Walter tuvo tres hijos (dos nenas y un nene) que se sostenían gracias a la colaboración de su suegra y de los ingresos de Maira, su ex mujer. Nunca se casaron, fueron novios tuvieron juntos a sus hijos y mantenían una buena relación desde que se separaron. Ella formó una nueva pareja y hace poco se había convertido en madre de una nena. La familia de Maira lo quería mucho y no eran pocas las veces en que lo invitaban a pasar la noche en su casa. Walter colaboraba con los chicos como podía. No tenía un trabajo fijo, vivía de lo que iba saliendo. Siempre por esta época intentaba irse para Mendoza, donde en estos meses hay bastante trabajo en los viñedos y donde estaban instalados su hermana Carmen y su hermano Gustavo.

“Me llamó para contarme que se iba a ir para allá con el objetivo de quizás luego seguir para el sur, para empalmar con la cosecha de la cereza”, recuerda su amigo sobre los últimos días de Walter. “Quería volver con plata para el fin de año, para comprarles cosas a sus hijos. Él siempre hablaba en esos términos: ganar dinero para sus chicos. Por eso nos sorprendió tanto la decisión que tomó”.

“Antes de partir para Mendoza, pasó por mi casa y estaba muy angustiado” evoca la abogada tucumana Julia Pellene, quien conocía a Walter desde hace muchos años e intentaba darle una mano cada vez que podía. Me decía: ‘Doñita, Yo ya no quiero estar más en la calle, estoy cansado de andar viendo cada día como voy a conseguir para el pan, necesito un trabajo fijo’. Estaba realmente muy mal, lloró bastante, hacía dos días que prácticamente no había comido. Para colmo de males, la piecita humilde en la que vivía se le había inundado con la crecida del río y había perdido las pocas cosas que tenía”.

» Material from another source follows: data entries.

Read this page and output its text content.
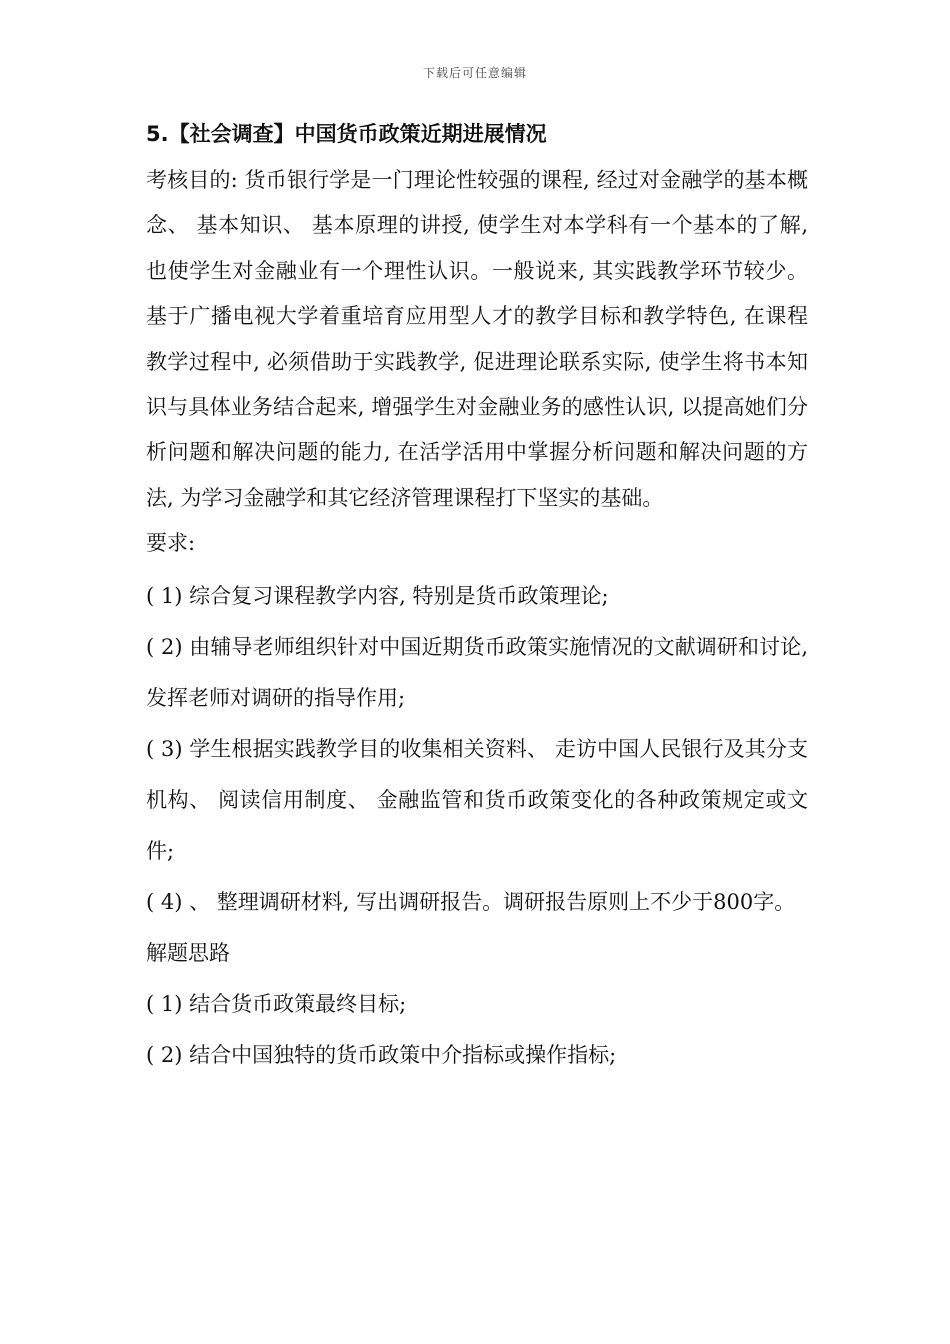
下载后可任意编辑
5.【社会调查】中国货币政策近期进展情况

考核目的: 货币银行学是一门理论性较强的课程, 经过对金融学的基本概念、 基本知识、 基本原理的讲授, 使学生对本学科有一个基本的了解, 也使学生对金融业有一个理性认识。一般说来, 其实践教学环节较少。基于广播电视大学着重培育应用型人才的教学目标和教学特色, 在课程教学过程中, 必须借助于实践教学, 促进理论联系实际, 使学生将书本知识与具体业务结合起来, 增强学生对金融业务的感性认识, 以提高她们分析问题和解决问题的能力, 在活学活用中掌握分析问题和解决问题的方法, 为学习金融学和其它经济管理课程打下坚实的基础。

要求:

( 1) 综合复习课程教学内容, 特别是货币政策理论;

( 2) 由辅导老师组织针对中国近期货币政策实施情况的文献调研和讨论, 发挥老师对调研的指导作用;

( 3) 学生根据实践教学目的收集相关资料、 走访中国人民银行及其分支机构、 阅读信用制度、 金融监管和货币政策变化的各种政策规定或文件;

( 4) 、 整理调研材料, 写出调研报告。调研报告原则上不少于800字。

解题思路

( 1) 结合货币政策最终目标;

( 2) 结合中国独特的货币政策中介指标或操作指标;
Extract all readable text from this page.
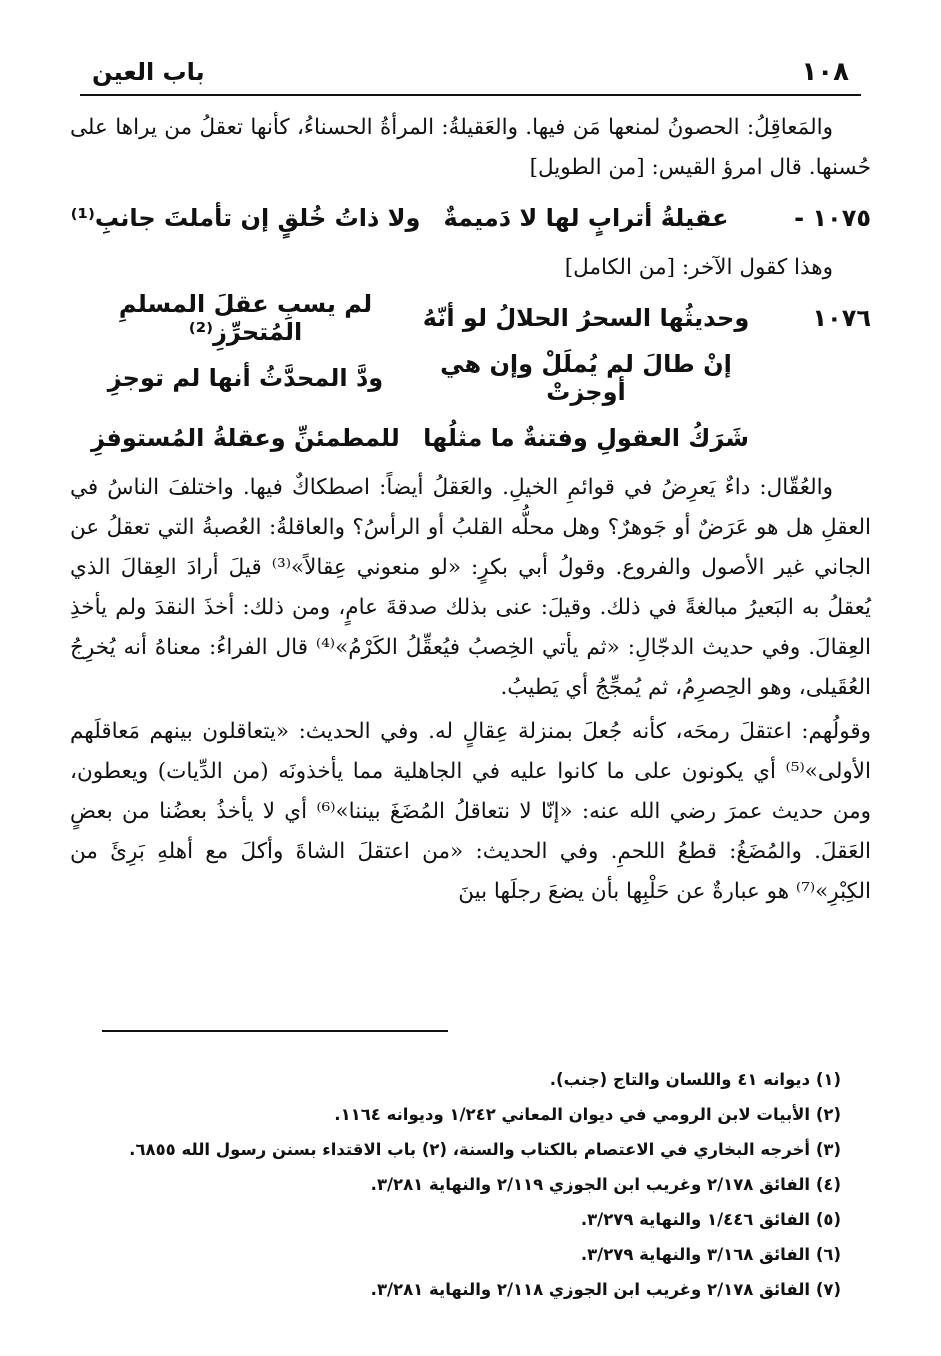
١٠٨
باب العين

والمَعاقِلُ: الحصونُ لمنعها مَن فيها. والعَقيلةُ: المرأةُ الحسناءُ، كأنها تعقلُ من يراها على حُسنها. قال امرؤ القيس: [من الطويل]

١٠٧٥ -
عقيلةُ أترابٍ لها لا دَميمةٌ
ولا ذاتُ خُلقٍ إن تأملتَ جانبِ⁽¹⁾
وهذا كقول الآخر: [من الكامل]
١٠٧٦
وحديثُها السحرُ الحلالُ لو أنّهُ
لم يسبِ عقلَ المسلمِ المُتحرِّزِ⁽²⁾
إنْ طالَ لم يُملَلْ وإن هي أوجزتْ
ودَّ المحدَّثُ أنها لم توجزِ
شَرَكُ العقولِ وفتنةٌ ما مثلُها
للمطمئنِّ وعقلةُ المُستوفزِ

والعُقّال: داءٌ يَعرِضُ في قوائمِ الخيلِ. والعَقلُ أيضاً: اصطكاكٌ فيها. واختلفَ الناسُ في العقلِ هل هو عَرَضٌ أو جَوهرٌ؟ وهل محلُّه القلبُ أو الرأسُ؟ والعاقلةُ: العُصبةُ التي تعقلُ عن الجاني غير الأصول والفروع. وقولُ أبي بكرٍ: «لو منعوني عِقالاً»⁽³⁾ قيلَ أرادَ العِقالَ الذي يُعقلُ به البَعيرُ مبالغةً في ذلك. وقيلَ: عنى بذلك صدقةَ عامٍ، ومن ذلك: أخذَ النقدَ ولم يأخذِ العِقالَ. وفي حديث الدجّالِ: «ثم يأتي الخِصبُ فيُعقِّلُ الكَرْمُ»⁽⁴⁾ قال الفراءُ: معناهُ أنه يُخرِجُ العُقَيلى، وهو الحِصرِمُ، ثم يُمجِّجُ أي يَطيبُ.

وقولُهم: اعتقلَ رمحَه، كأنه جُعلَ بمنزلة عِقالٍ له. وفي الحديث: «يتعاقلون بينهم مَعاقلَهم الأولى»⁽⁵⁾ أي يكونون على ما كانوا عليه في الجاهلية مما يأخذونَه (من الدِّيات) ويعطون، ومن حديث عمرَ رضي الله عنه: «إنّا لا نتعاقلُ المُضَغَ بيننا»⁽⁶⁾ أي لا يأخذُ بعضُنا من بعضٍ العَقلَ. والمُضَغُ: قطعُ اللحمِ. وفي الحديث: «من اعتقلَ الشاةَ وأكلَ مع أهلهِ بَرِئَ من الكِبْرِ»⁽⁷⁾ هو عبارةٌ عن حَلْبِها بأن يضعَ رجلَها بينَ

(١) ديوانه ٤١ واللسان والتاج (جنب).
(٢) الأبيات لابن الرومي في ديوان المعاني ١/٢٤٢ وديوانه ١١٦٤.
(٣) أخرجه البخاري في الاعتصام بالكتاب والسنة، (٢) باب الاقتداء بسنن رسول الله ٦٨٥٥.
(٤) الفائق ٢/١٧٨ وغريب ابن الجوزي ٢/١١٩ والنهاية ٣/٢٨١.
(٥) الفائق ١/٤٤٦ والنهاية ٣/٢٧٩.
(٦) الفائق ٣/١٦٨ والنهاية ٣/٢٧٩.
(٧) الفائق ٢/١٧٨ وغريب ابن الجوزي ٢/١١٨ والنهاية ٣/٢٨١.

Todos sus allegados coinciden en que, pese a todo, Walter partió para Mendoza con muchas ganas. Ya se sentía bastante bien de la renguera de rodilla, que un médico tucumano le había operado gratuitamente en los días que todo el mundo lo consideraba un héroe. En los viñedos otra vez las cosas no le salieron como las habría deseado, el laburo era escaso y había muchos más jornaleros que otros años, todos luchando por el mismo mango.

Ese sábado su hermana le había cocinado su comida favorita. Walter andaba taciturno, pero a nadie le pareció nada fuera de lo normal. Hasta le alcanzó el ánimo como para bailarse un chamamé en la juntada de la noche. El domingo salió a dar una vuelta y se perdió entre los campos. Horas más tarde, unos golpes de palmas llamaron a la puerta de la casa de su hermano Gustavo para dar la noticia. Walter había dejado de esperar milagros.